Huizhou, the municipality that wraps itself around the GBA’s eastern end, is seeing a burst of private-sector growth that is showing up in its foreign trade data. In the first half, trade climbed 40.9% to RMB19.096 billion. That is still tiny compared to neighboring Shenzhen’s private-sector exports of more than RMB500 billion, but anyone who has visited Huizhou might be surprised to hear it is even that much. The municipality is what Shenzhen was 30 years ago: wide-open space and natural beauty.
Private-sector foreign trade accounts for just 13.8% of Huizhou’s total. But the line is pointing sharply upward: it rose by RMB4.096 billion in June alone. At this rate, private-sector trade will likely catch up to Shenzhen’s current levels within the next decade.
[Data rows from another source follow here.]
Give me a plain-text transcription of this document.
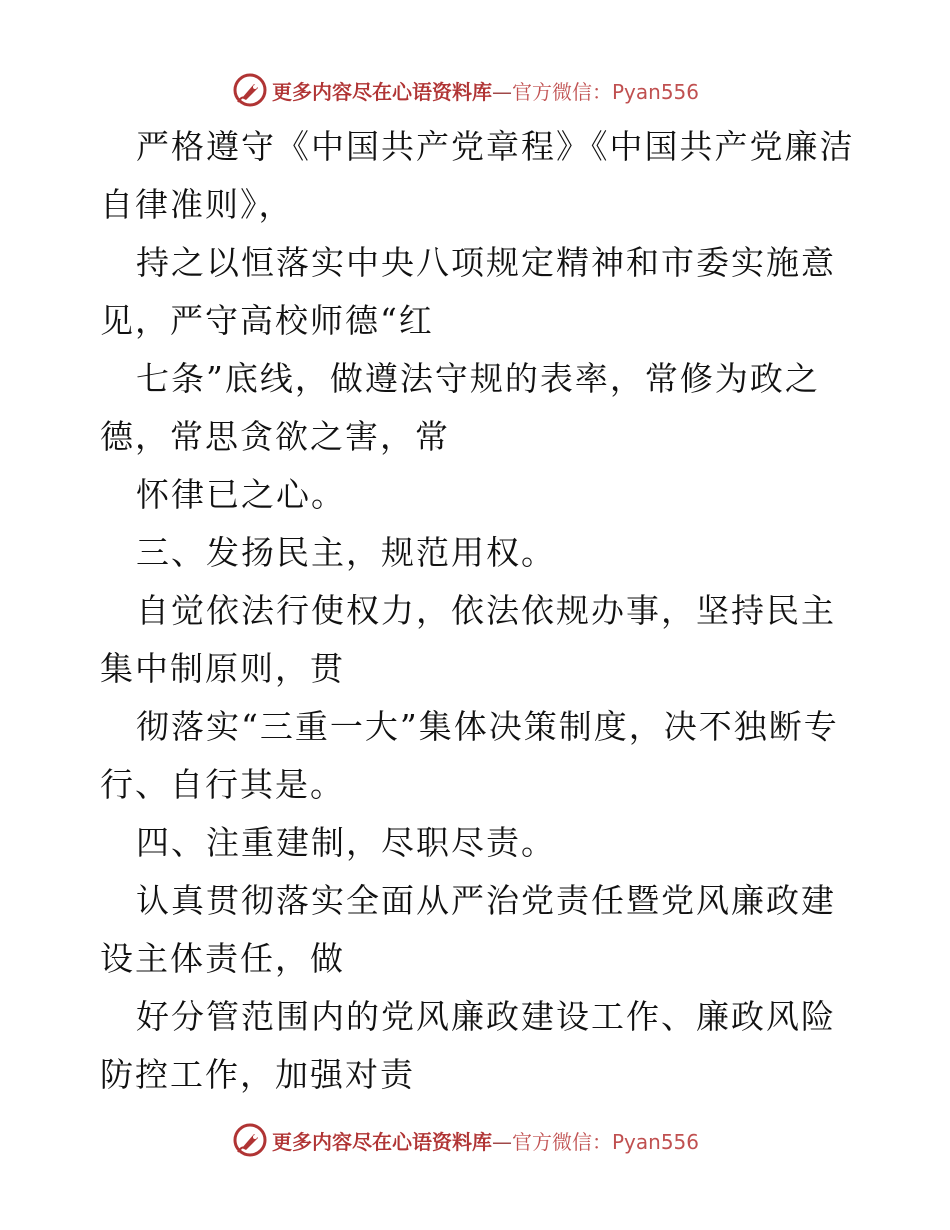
更多内容尽在心语资料库—官方微信：Pyan556

严格遵守《中国共产党章程》《中国共产党廉洁自律准则》，

持之以恒落实中央八项规定精神和市委实施意见，严守高校师德“红

七条”底线，做遵法守规的表率，常修为政之德，常思贪欲之害，常

怀律已之心。

三、发扬民主，规范用权。

自觉依法行使权力，依法依规办事，坚持民主集中制原则，贯

彻落实“三重一大”集体决策制度，决不独断专行、自行其是。

四、注重建制，尽职尽责。

认真贯彻落实全面从严治党责任暨党风廉政建设主体责任，做

好分管范围内的党风廉政建设工作、廉政风险防控工作，加强对责

更多内容尽在心语资料库—官方微信：Pyan556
This should be hardly surprising, as much of the data reflects displacement from high-cost Shenzhen, rather than organic growth. Moreover, the city has a lower VAT rate. Certificates of origin from Huizhou helps. In the first half, Huizhou Customs issued 31,352 certificates of origin, involving a trade volume of US$922 million.Nevertheless, Huizhou has its own ambitions. The local government has released a series of measures to promote the development of private enterprises. These include the four staples of every GBA municipality: “optimizing services”, “reducing costs”, “providing financial support”, and – our favorite – “further quickening the project approval process”. They might sound like clichés, but it is Huizhou’s time to make use of them and show that the city means business.